Ashanti Anderson is a Black Queer Disabled poet and writer. Ashanti is the author of Black Under, which won the Spring 2020 Black River Chapbook Competition at Black Lawrence Press. Also a 2023 NEA Fellow and two-time Pushcart Prize nominee, Ashanti’s poems have appeared in POETRY magazine, World Literature Today, and elsewhere. Ashanti’s other published and produced works include essays, stage plays, screenplays, and tabletop roleplaying games (TTRPGs).
About Place Journal Submission Guidelines
About Place Journal is published twice a year, in spring and fall. A new Call for Submissions is posted twice a year. Please review the current call and follow any specific genres called for in the upcoming issue.
Work can include:
- Poetry: up to 3 pieces which do not exceed 50 lines each. Acceptable file types include doc, docx & rtf. If your poetry submission contains special formatting, we suggest submitting a PDF in addition to your Word doc.
- Fiction, essays, creative nonfiction and other prose: up to 3 pieces which do not exceed 4000 words each. Acceptable file types include doc, docx & rtf.
- Audio/Visual artwork: up to 5 photos, paintings, prints or other forms of art. Acceptable file types include jpg & tiff for art/photography, mp3 for audio & mp4 and mov for video. Please include the title of each artwork in the cover letter area.

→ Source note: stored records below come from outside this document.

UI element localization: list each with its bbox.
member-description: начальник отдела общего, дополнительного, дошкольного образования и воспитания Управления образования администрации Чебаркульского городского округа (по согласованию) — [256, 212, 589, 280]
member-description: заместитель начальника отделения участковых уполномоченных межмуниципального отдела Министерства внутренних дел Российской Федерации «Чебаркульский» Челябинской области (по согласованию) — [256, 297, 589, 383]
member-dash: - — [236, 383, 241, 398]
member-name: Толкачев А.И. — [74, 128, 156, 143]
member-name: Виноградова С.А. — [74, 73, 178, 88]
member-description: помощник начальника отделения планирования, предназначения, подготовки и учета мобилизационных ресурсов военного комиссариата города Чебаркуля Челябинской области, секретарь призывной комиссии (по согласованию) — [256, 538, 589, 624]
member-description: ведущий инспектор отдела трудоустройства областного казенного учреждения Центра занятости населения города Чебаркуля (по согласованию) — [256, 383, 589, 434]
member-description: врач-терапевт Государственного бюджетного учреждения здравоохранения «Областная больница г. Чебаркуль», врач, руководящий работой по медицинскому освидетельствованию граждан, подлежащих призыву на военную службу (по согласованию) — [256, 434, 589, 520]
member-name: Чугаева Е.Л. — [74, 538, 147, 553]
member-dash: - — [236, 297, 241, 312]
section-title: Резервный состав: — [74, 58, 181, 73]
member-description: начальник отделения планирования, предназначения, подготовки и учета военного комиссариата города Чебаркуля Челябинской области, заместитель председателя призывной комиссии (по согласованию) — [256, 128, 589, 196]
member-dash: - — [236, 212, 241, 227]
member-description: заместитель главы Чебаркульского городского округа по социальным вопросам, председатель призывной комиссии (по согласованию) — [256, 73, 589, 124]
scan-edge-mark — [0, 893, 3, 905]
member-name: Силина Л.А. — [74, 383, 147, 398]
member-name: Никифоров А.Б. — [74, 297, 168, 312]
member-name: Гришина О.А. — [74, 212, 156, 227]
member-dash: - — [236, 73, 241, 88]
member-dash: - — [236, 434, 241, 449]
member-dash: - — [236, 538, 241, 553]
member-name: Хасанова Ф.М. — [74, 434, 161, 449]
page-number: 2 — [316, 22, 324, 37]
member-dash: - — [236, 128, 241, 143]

- The total number of submitted pieces cannot exceed 5, even if your submission includes items from several genre categories.
Each submission must be accompanied by a bio in doc, docx or rtf format. Bios should be in the third person and not exceed 150 words. Please include your website, Twitter and Instagram links if desired.
By submitting, you guarantee you hold the rights to the work, and you grant About Place Journal the rights to publish the submitted work with first serial rights (FNASR). After publication, rights revert to the author. Original, previously unpublished work only. All pieces must be submitted through Submittable.